In general, our execution time analysis is different from the aforementioned works in that we adopt a quantitative verification approach. In particular, we use DFA to specify trace components whose time metrics are interesting to analyse in a workflow. Su et al. [12] employed model checking to analyse cloud-native event-streaming systems. Due to the empirical estimation of event stream statistics, they considered how the empirical estimation influences the model checking output. A DTMC was used as the formal model, and thus, their approach does not aim to address continuous-time metrics such as first pass time (FPT), which is the focus of the current work. However, in this work, we do not employ the standard technique of probabilistic model checking directly. The well-established quantitative verification technique for CTMCs (based on uniformisation) [16] cannot be generalised to SMCs, which allow state holding times to be determined by general distributions. We report several recent advancements in probabilistic model checking for SMCs and the related models as follows.

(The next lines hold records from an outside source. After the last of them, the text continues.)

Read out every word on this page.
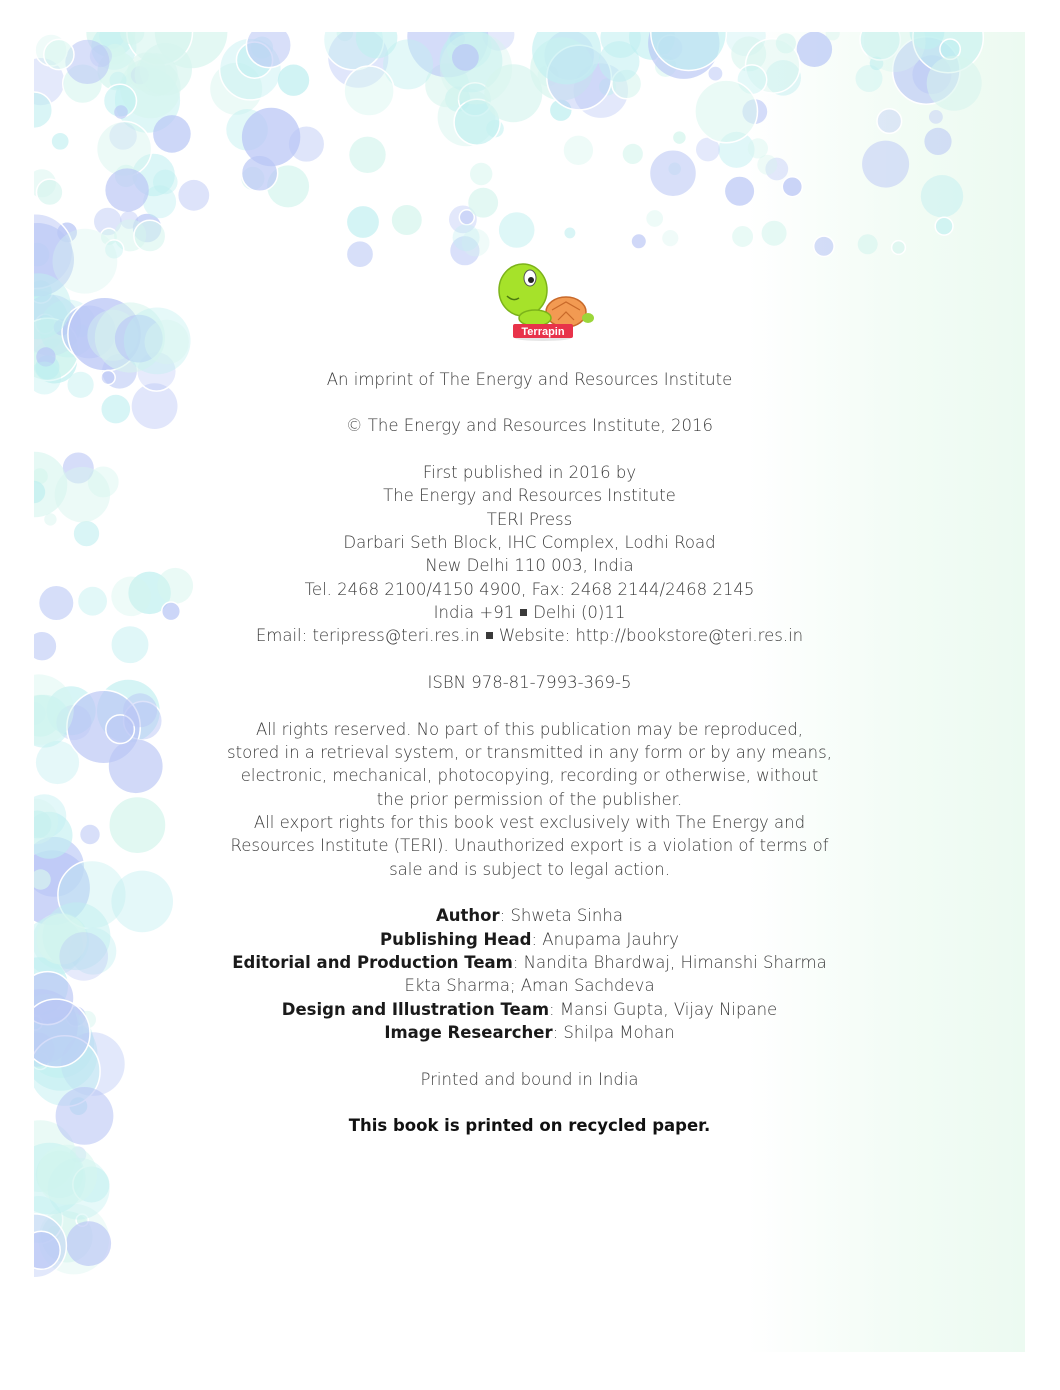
Terrapin
An imprint of The Energy and Resources Institute
© The Energy and Resources Institute, 2016
First published in 2016 by
The Energy and Resources Institute
TERI Press
Darbari Seth Block, IHC Complex, Lodhi Road
New Delhi 110 003, India
Tel. 2468 2100/4150 4900, Fax: 2468 2144/2468 2145
India +91 Delhi (0)11
Email: teripress@teri.res.in Website: http://bookstore@teri.res.in
ISBN 978-81-7993-369-5
All rights reserved. No part of this publication may be reproduced,
stored in a retrieval system, or transmitted in any form or by any means,
electronic, mechanical, photocopying, recording or otherwise, without
the prior permission of the publisher.
All export rights for this book vest exclusively with The Energy and
Resources Institute (TERI). Unauthorized export is a violation of terms of
sale and is subject to legal action.
Author: Shweta Sinha
Publishing Head: Anupama Jauhry
Editorial and Production Team: Nandita Bhardwaj, Himanshi Sharma
Ekta Sharma; Aman Sachdeva
Design and Illustration Team: Mansi Gupta, Vijay Nipane
Image Researcher: Shilpa Mohan
Printed and bound in India
This book is printed on recycled paper.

López et al. [19] formalised a quantitative verification framework for an SMC, in which the verification of the SMC against the expressive logic Continuous Stochastic Logic (CSL) is reduced to FPT analysis. They further demonstrated that the FPT analysis for an SMC requires solving a set of Volterra integral equations, which limits its scalability seriously. Paolieri et al. [41] proposed another model called Stochastic Time Petri Net (STPN), whose expressive power is between that of an SMC and GSPN, and demonstrated that the verification of STPN can also resort to (a variant of) the Volterra equation system. Despite an extension to the previous work, no efficiency benefit is gained with their technique. Bryans et al. [42] verified stochastic automata with underlying SMCs against “non-nested until” formulas in CSL by unfolding the model into a region tree, where regions are defined by relations between randomised clocks. And a direct computation of probabilities to reach individual regions includes the number of integration operations, which grows exponentially as the number of regions increases.

Compared with the above model-based and quantitative analysis literature, our work adopts a very different approach. We exploited the history-independence property of SMCs (that is, the moment property of convolution) and developed a sequence of linear systems to compute the moments of the FPT, which contains the moments of state holding times as the coefficients. In addition to the computational efficiency, an advantage of working with moments is the easy estimation of moments from empirical data, especially for probability distributions whose forms are unknown.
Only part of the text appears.